After watching a superhero movie recently I noticed one of the key components to the plot was the loyalty to family. This led to a discussion about how sometimes I feel more loyal to close friends than extended family. When I tried to cite an example, the other person was quick to point out that on this particular topic, I wasn’t more loyal to a friend or family member so much as I was loyal to a core belief. Which got me thinking about my core values.
One of the most memorable keynote speakers I ever got a chance to listen to talked about how your values should be like a lighthouse. They should be easily visible to others, they should never move or waver, and they should guide your actions.
Easily Visible to Others – I love the thought of this. I had a youth pastor growing up who used to always say to us, if I spent 5 minutes with your closest friends I can tell what kind of person you are. In addition to having my values be clearly seen by those closest to me, I’ve been trying to surround myself with people who share my core values. As someone who is a born people-pleaser, this is harder than it might sound. This is not to say surround yourself with people who think and act the same as you, I understand that little growth happens unless you get outside your comfort zone.

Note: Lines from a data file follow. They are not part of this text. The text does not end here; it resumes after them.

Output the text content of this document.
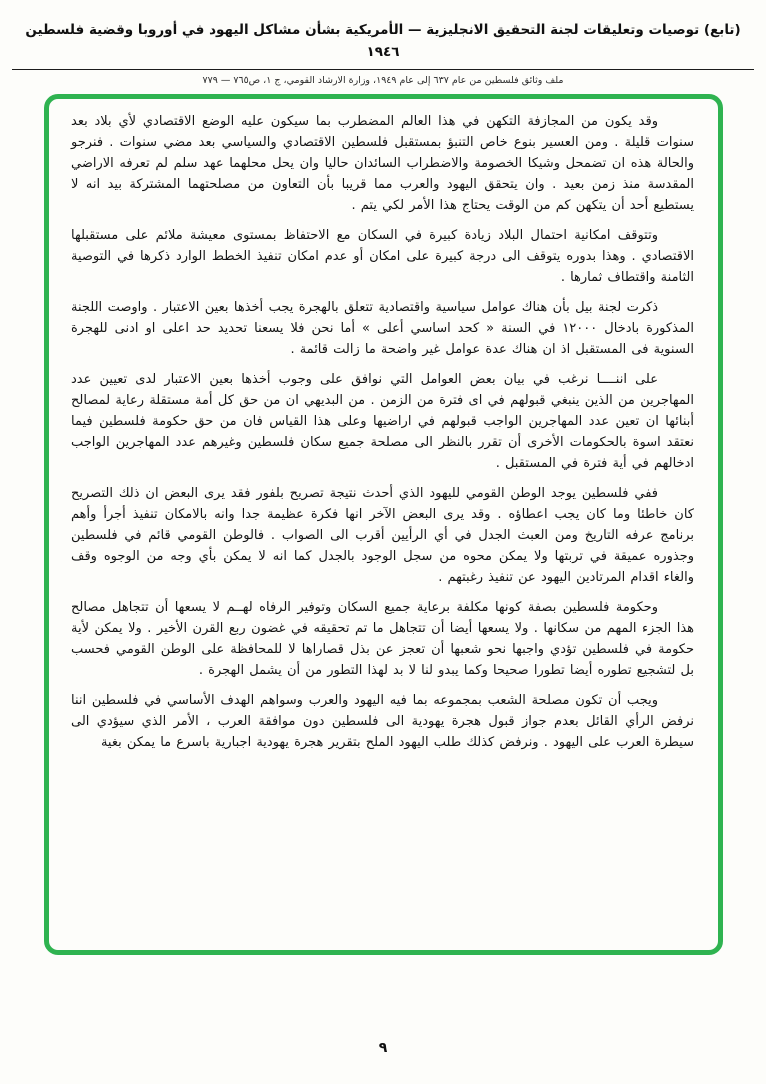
(تابع) توصيات وتعليقات لجنة التحقيق الانجليزية — الأمريكية بشأن مشاكل اليهود في أوروبا وقضية فلسطين ١٩٤٦
ملف وثائق فلسطين من عام ٦٣٧ إلى عام ١٩٤٩، وزارة الارشاد القومي، ج ١، ص٧٦٥ — ٧٧٩

وقد يكون من المجازفة التكهن في هذا العالم المضطرب بما سيكون عليه الوضع الاقتصادي لأي بلاد بعد سنوات قليلة . ومن العسير بنوع خاص التنبؤ بمستقبل فلسطين الاقتصادي والسياسي بعد مضي سنوات . فنرجو والحالة هذه ان تضمحل وشيكا الخصومة والاضطراب السائدان حاليا وان يحل محلهما عهد سلم لم تعرفه الاراضي المقدسة منذ زمن بعيد . وان يتحقق اليهود والعرب مما قريبا بأن التعاون من مصلحتهما المشتركة بيد انه لا يستطيع أحد أن يتكهن كم من الوقت يحتاج هذا الأمر لكي يتم .

وتتوقف امكانية احتمال البلاد زيادة كبيرة في السكان مع الاحتفاظ بمستوى معيشة ملائم على مستقبلها الاقتصادي . وهذا بدوره يتوقف الى درجة كبيرة على امكان أو عدم امكان تنفيذ الخطط الوارد ذكرها في التوصية الثامنة واقتطاف ثمارها .

ذكرت لجنة بيل بأن هناك عوامل سياسية واقتصادية تتعلق بالهجرة يجب أخذها بعين الاعتبار . واوصت اللجنة المذكورة بادخال ١٢٠٠٠ في السنة « كحد اساسي أعلى » أما نحن فلا يسعنا تحديد حد اعلى او ادنى للهجرة السنوية فى المستقبل اذ ان هناك عدة عوامل غير واضحة ما زالت قائمة .

على اننــــا نرغب في بيان بعض العوامل التي نوافق على وجوب أخذها بعين الاعتبار لدى تعيين عدد المهاجرين من الذين ينبغي قبولهم في اى فترة من الزمن . من البديهي ان من حق كل أمة مستقلة رعاية لمصالح أبنائها ان تعين عدد المهاجرين الواجب قبولهم في اراضيها وعلى هذا القياس فان من حق حكومة فلسطين فيما نعتقد اسوة بالحكومات الأخرى أن تقرر بالنظر الى مصلحة جميع سكان فلسطين وغيرهم عدد المهاجرين الواجب ادخالهم في أية فترة في المستقبل .

ففي فلسطين يوجد الوطن القومي لليهود الذي أحدث نتيجة تصريح بلفور فقد يرى البعض ان ذلك التصريح كان خاطئا وما كان يجب اعطاؤه . وقد يرى البعض الآخر انها فكرة عظيمة جدا وانه بالامكان تنفيذ أجرأ وأهم برنامج عرفه التاريخ ومن العبث الجدل في أي الرأيين أقرب الى الصواب . فالوطن القومي قائم في فلسطين وجذوره عميقة في تربتها ولا يمكن محوه من سجل الوجود بالجدل كما انه لا يمكن بأي وجه من الوجوه وقف والغاء اقدام المرتادين اليهود عن تنفيذ رغبتهم .

وحكومة فلسطين بصفة كونها مكلفة برعاية جميع السكان وتوفير الرفاه لهــم لا يسعها أن تتجاهل مصالح هذا الجزء المهم من سكانها . ولا يسعها أيضا أن تتجاهل ما تم تحقيقه في غضون ربع القرن الأخير . ولا يمكن لأية حكومة في فلسطين تؤدي واجبها نحو شعبها أن تعجز عن بذل قصاراها لا للمحافظة على الوطن القومي فحسب بل لتشجيع تطوره أيضا تطورا صحيحا وكما يبدو لنا لا بد لهذا التطور من أن يشمل الهجرة .

ويجب أن تكون مصلحة الشعب بمجموعه بما فيه اليهود والعرب وسواهم الهدف الأساسي في فلسطين اننا نرفض الرأي القائل بعدم جواز قبول هجرة يهودية الى فلسطين دون موافقة العرب ، الأمر الذي سيؤدي الى سيطرة العرب على اليهود . ونرفض كذلك طلب اليهود الملح بتقرير هجرة يهودية اجبارية باسرع ما يمكن بغية

٩
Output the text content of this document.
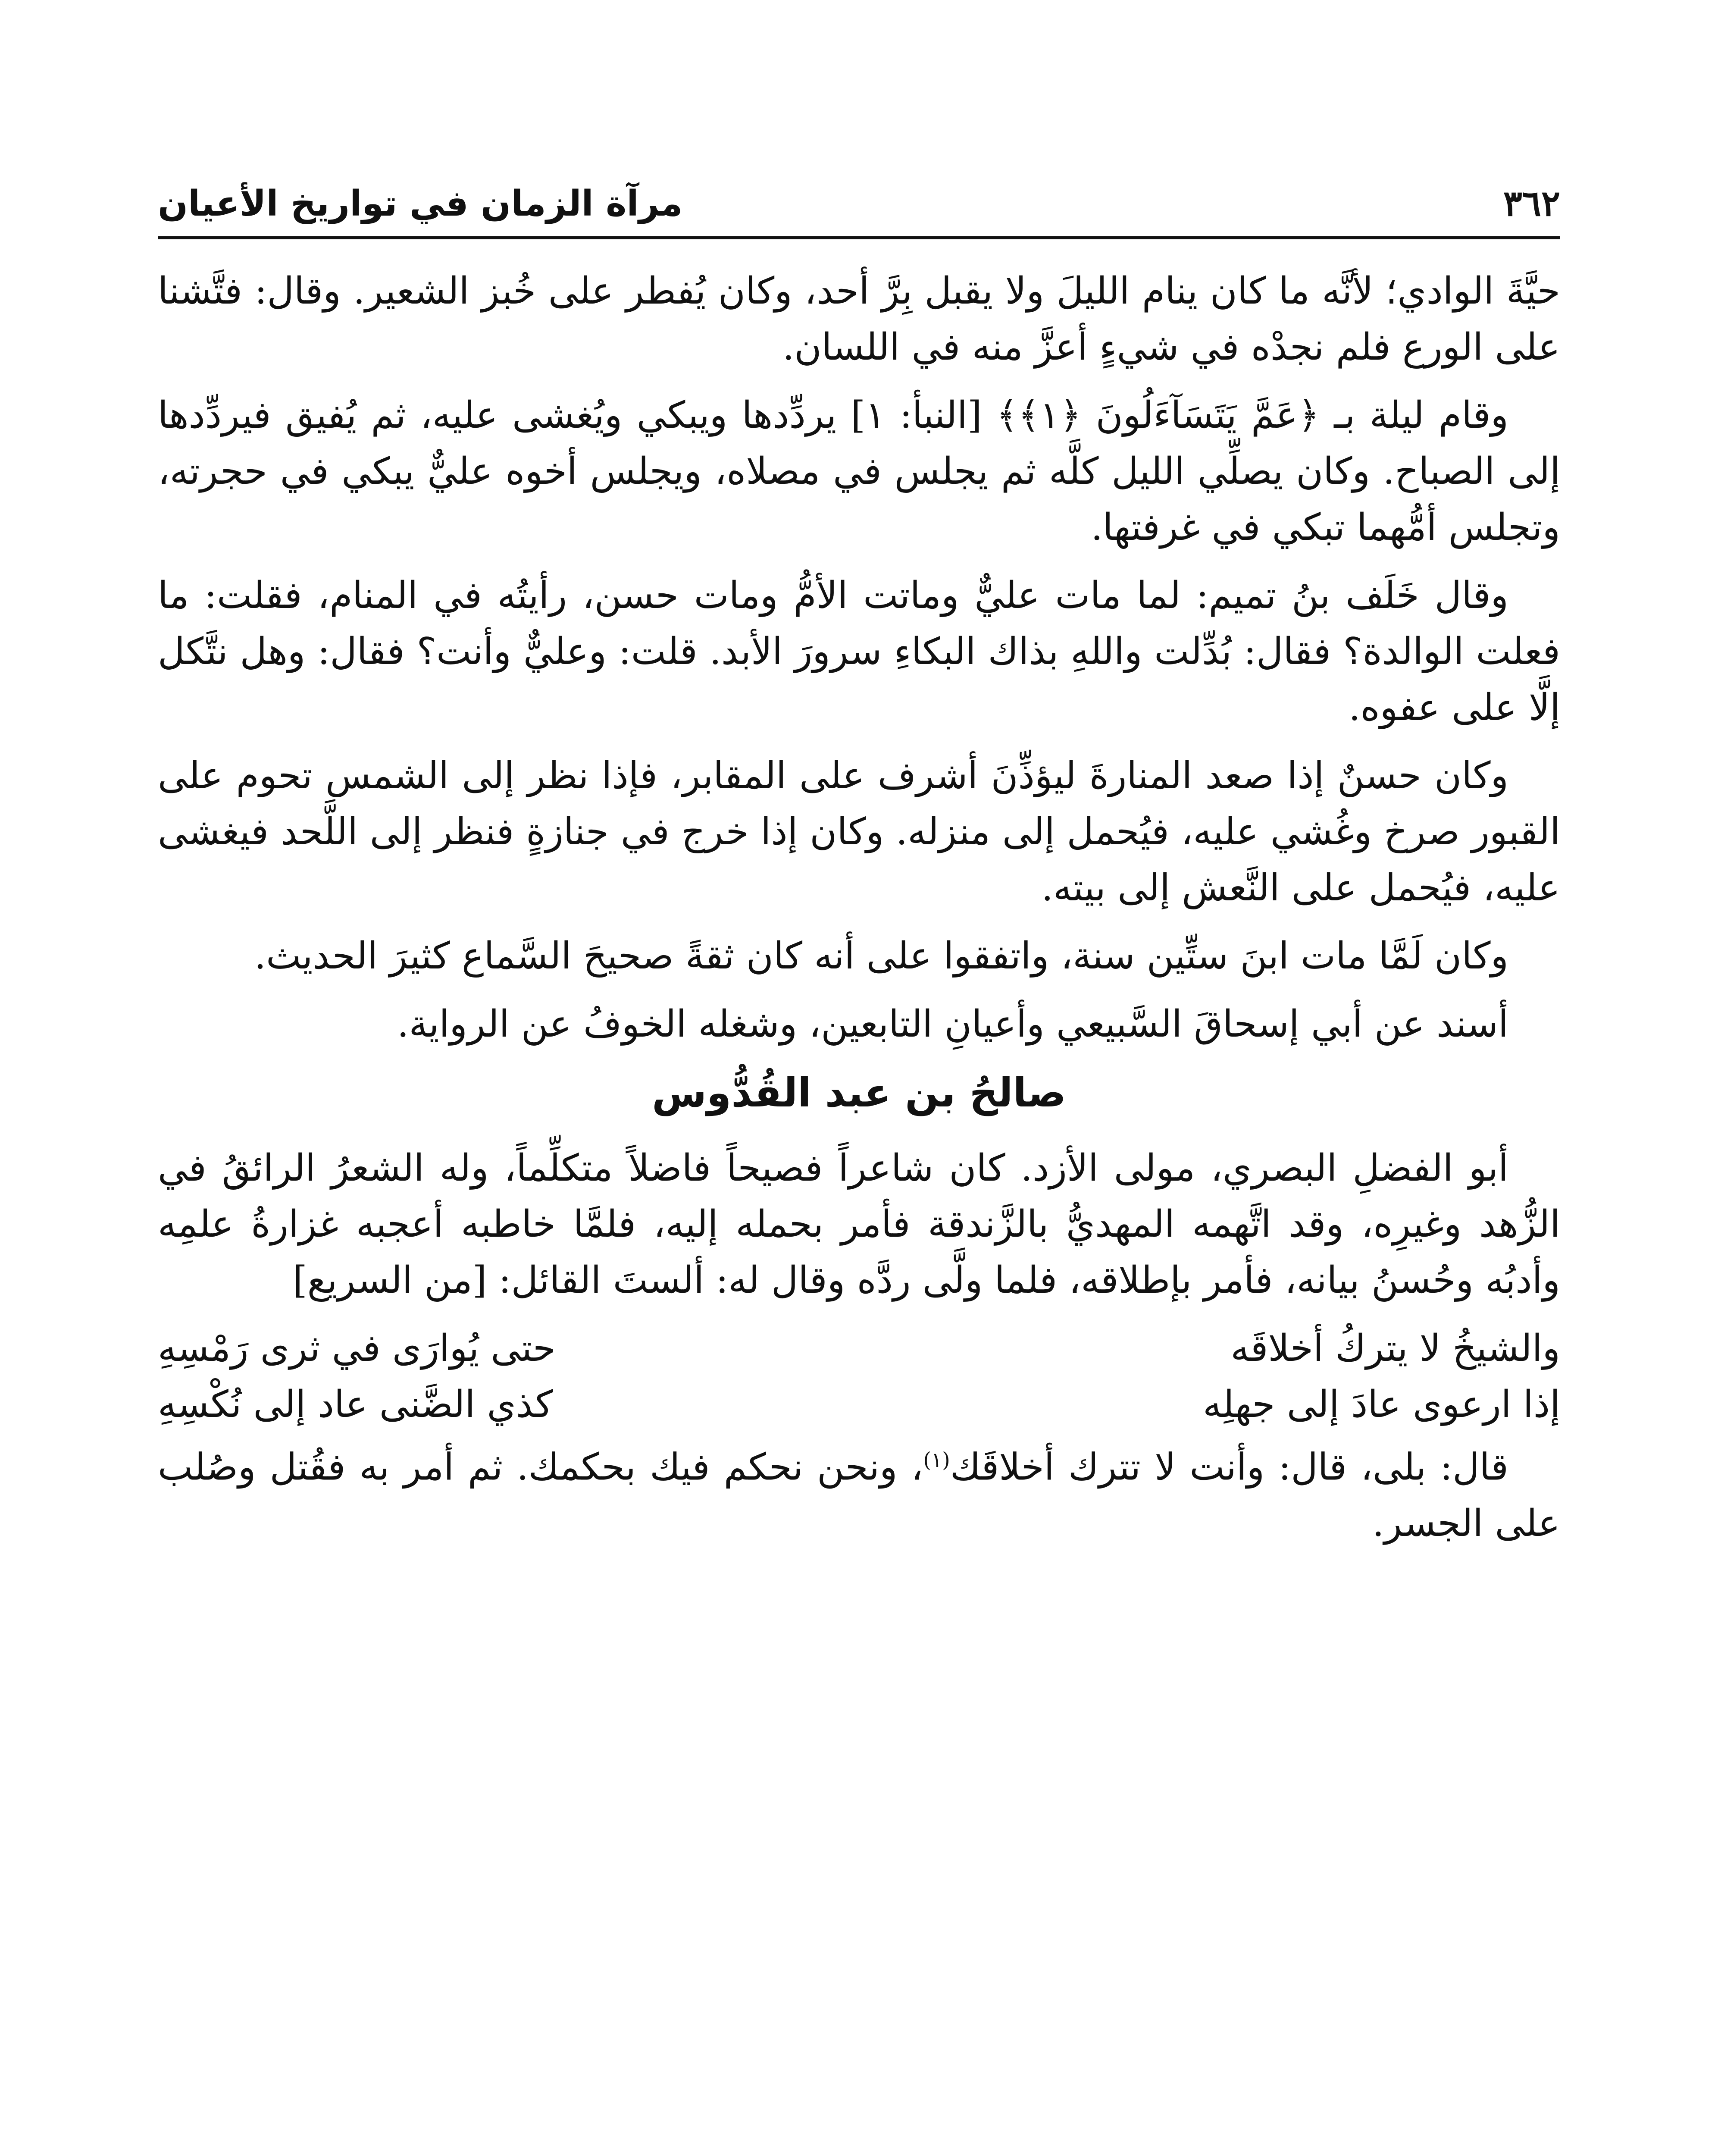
٣٦٢
مرآة الزمان في تواريخ الأعيان

حيَّةَ الوادي؛ لأنَّه ما كان ينام الليلَ ولا يقبل بِرَّ أحد، وكان يُفطر على خُبز الشعير. وقال: فتَّشنا على الورع فلم نجدْه في شيءٍ أعزَّ منه في اللسان.

وقام ليلة بـ ﴿عَمَّ يَتَسَآءَلُونَ ﴿١﴾﴾ [النبأ: ١] يردِّدها ويبكي ويُغشى عليه، ثم يُفيق فيردِّدها إلى الصباح. وكان يصلِّي الليل كلَّه ثم يجلس في مصلاه، ويجلس أخوه عليٌّ يبكي في حجرته، وتجلس أمُّهما تبكي في غرفتها.

وقال خَلَف بنُ تميم: لما مات عليٌّ وماتت الأمُّ ومات حسن، رأيتُه في المنام، فقلت: ما فعلت الوالدة؟ فقال: بُدِّلت واللهِ بذاك البكاءِ سرورَ الأبد. قلت: وعليٌّ وأنت؟ فقال: وهل نتَّكل إلَّا على عفوه.

وكان حسنٌ إذا صعد المنارةَ ليؤذِّنَ أشرف على المقابر، فإذا نظر إلى الشمس تحوم على القبور صرخ وغُشي عليه، فيُحمل إلى منزله. وكان إذا خرج في جنازةٍ فنظر إلى اللَّحد فيغشى عليه، فيُحمل على النَّعش إلى بيته.

وكان لَمَّا مات ابنَ ستِّين سنة، واتفقوا على أنه كان ثقةً صحيحَ السَّماع كثيرَ الحديث.

أسند عن أبي إسحاقَ السَّبيعي وأعيانِ التابعين، وشغله الخوفُ عن الرواية.

صالحُ بن عبد القُدُّوس

أبو الفضلِ البصري، مولى الأزد. كان شاعراً فصيحاً فاضلاً متكلِّماً، وله الشعرُ الرائقُ في الزُّهد وغيرِه، وقد اتَّهمه المهديُّ بالزَّندقة فأمر بحمله إليه، فلمَّا خاطبه أعجبه غزارةُ علمِه وأدبُه وحُسنُ بيانه، فأمر بإطلاقه، فلما ولَّى ردَّه وقال له: ألستَ القائل: [من السريع]

والشيخُ لا يتركُ أخلاقَه
حتى يُوارَى في ثرى رَمْسِهِ
إذا ارعوى عادَ إلى جهلِه
كذي الضَّنى عاد إلى نُكْسِهِ

قال: بلى، قال: وأنت لا تترك أخلاقَك$^{(١)}$، ونحن نحكم فيك بحكمك. ثم أمر به فقُتل وصُلب على الجسر.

Never Move or Waver – True commitment to ones values means that you don’t have to wonder what you will do when you are faced with an ethical dilemma. If your values never move, neither will you view on the correct course of action. I knew a lawyer who had to investigate one of his best friends, a CEO of a company he represented, because the board of directors thought he was having an affair with his secretary. Unfortunately for both of them, the board of directors was correct. He said he felt bad for the CEO that the information would have to become public, but he said he never questioned whether or not he would share the information he found because he knew where his values and beliefs were.
Guide Your Actions – To that same point, your values aren’t something you pull out in a difficult situation. They guide your actions every single day. When you see a piece of trash on the ground in a public place, do you pick it up? This is a small act in the grand scheme of things but something so small says a lot about a person. I’ve been the lowest person on the totem pole so to speak in more than one job and I was always impressed with the people who treated me the same as those who were the most important person in my place of work.
My hope is that this post was encouraging and as someone reads this they think, “yep, my values do all of these things.” If not, it’s great to have someone, or a couple someones, who keeps you accountable of your values and call you out if it looks like they are wavering in any part of your life. I’m thankful that I know several people who would, and sometimes do, call me out if any of my actions are ever appear to be in question.